The management of hospital authorities is governed largely by the provisions of the Hospital Authorities Act, which is found at N.C. Gen. Stat. §§ 131E-15 through -34. However, the lease, sale and encumbrance of hospital facilities by hospital authorities are governed by N.C. Gen. Stat. § 131E-13, which is located in the Municipal Hospital Act. Subsection (a) of N.C. Gen. Stat. § 131E-13 imposes conditions upon the sale of a hospital facility. Subsection (b) specifies how outstanding general obligation or revenue bonds are to be retired in the event of a sale. Subsection (d) prescribes the procedure an authority must follow before selling any part or all of a hospital facility. Subsection (g) exempts a sale from the provisions of N.C. Gen. Stat. § 153A-176 and Article 12 of Chapter 160A of the North Carolina General Statutes. The remaining subsections of N.C. Gen.
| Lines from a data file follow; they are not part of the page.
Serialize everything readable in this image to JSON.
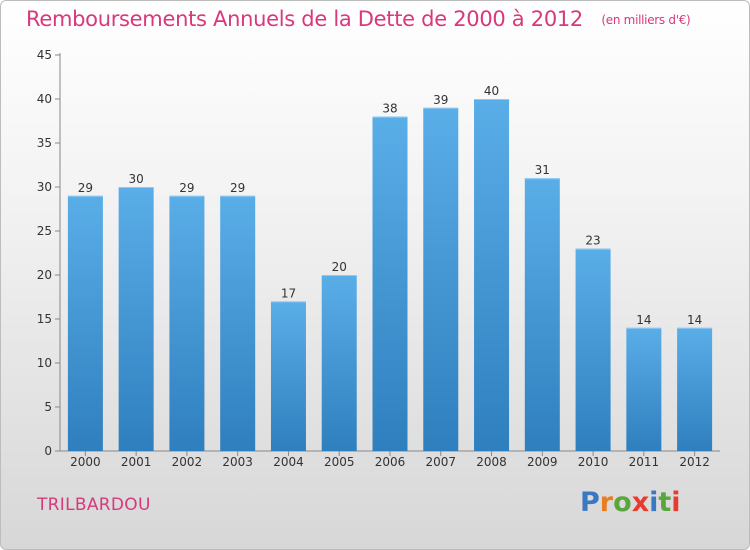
{
  "header": {
    "title": "Remboursements Annuels de la Dette de 2000 à 2012",
    "unit": "(en milliers d'€)"
  },
  "footer": {
    "commune": "TRILBARDOU",
    "logo_text": "Proxiti",
    "logo_colors": [
      "#3a78c2",
      "#e87e21",
      "#5aa63c",
      "#e63b2e",
      "#3a78c2",
      "#5aa63c",
      "#e63b2e"
    ]
  },
  "colors": {
    "bar_light": "#5aaee8",
    "bar_dark": "#2f7fbe",
    "title": "#d8387c"
  },
  "chart_data": {
    "type": "bar",
    "title": "Remboursements Annuels de la Dette de 2000 à 2012",
    "categories": [
      "2000",
      "2001",
      "2002",
      "2003",
      "2004",
      "2005",
      "2006",
      "2007",
      "2008",
      "2009",
      "2010",
      "2011",
      "2012"
    ],
    "values": [
      29,
      30,
      29,
      29,
      17,
      20,
      38,
      39,
      40,
      31,
      23,
      14,
      14
    ],
    "ylim": [
      0,
      45
    ],
    "yticks": [
      0,
      5,
      10,
      15,
      20,
      25,
      30,
      35,
      40,
      45
    ],
    "grid": false,
    "xlabel": "",
    "ylabel": ""
  }
}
Stat. § 131E-13 are not relevant to the sale of a hospital facility.

The term "hospital facility", as defined in both the Municipal Hospital Act and the Hospital Authorities Act, encompasses not only buildings but also "all necessary, convenient, or related interests in land." N.C. Gen. Stat. §§ 131E-6(4) and -16(15) (emphasis added). Consequently, if the Authority's vacant real property is not necessary, convenient, or related to the operation of any hospital facility, the property would not be a part of a hospital facility and the Authority could sell the property without complying with N.C. Gen. Stat. § 131E-13. We cannot form any opinion on the question of whether the subject property is or is not a part of a hospital facility because we do not know whether or how the property is being used or how the property relates to any hospital facility owned by the Authority.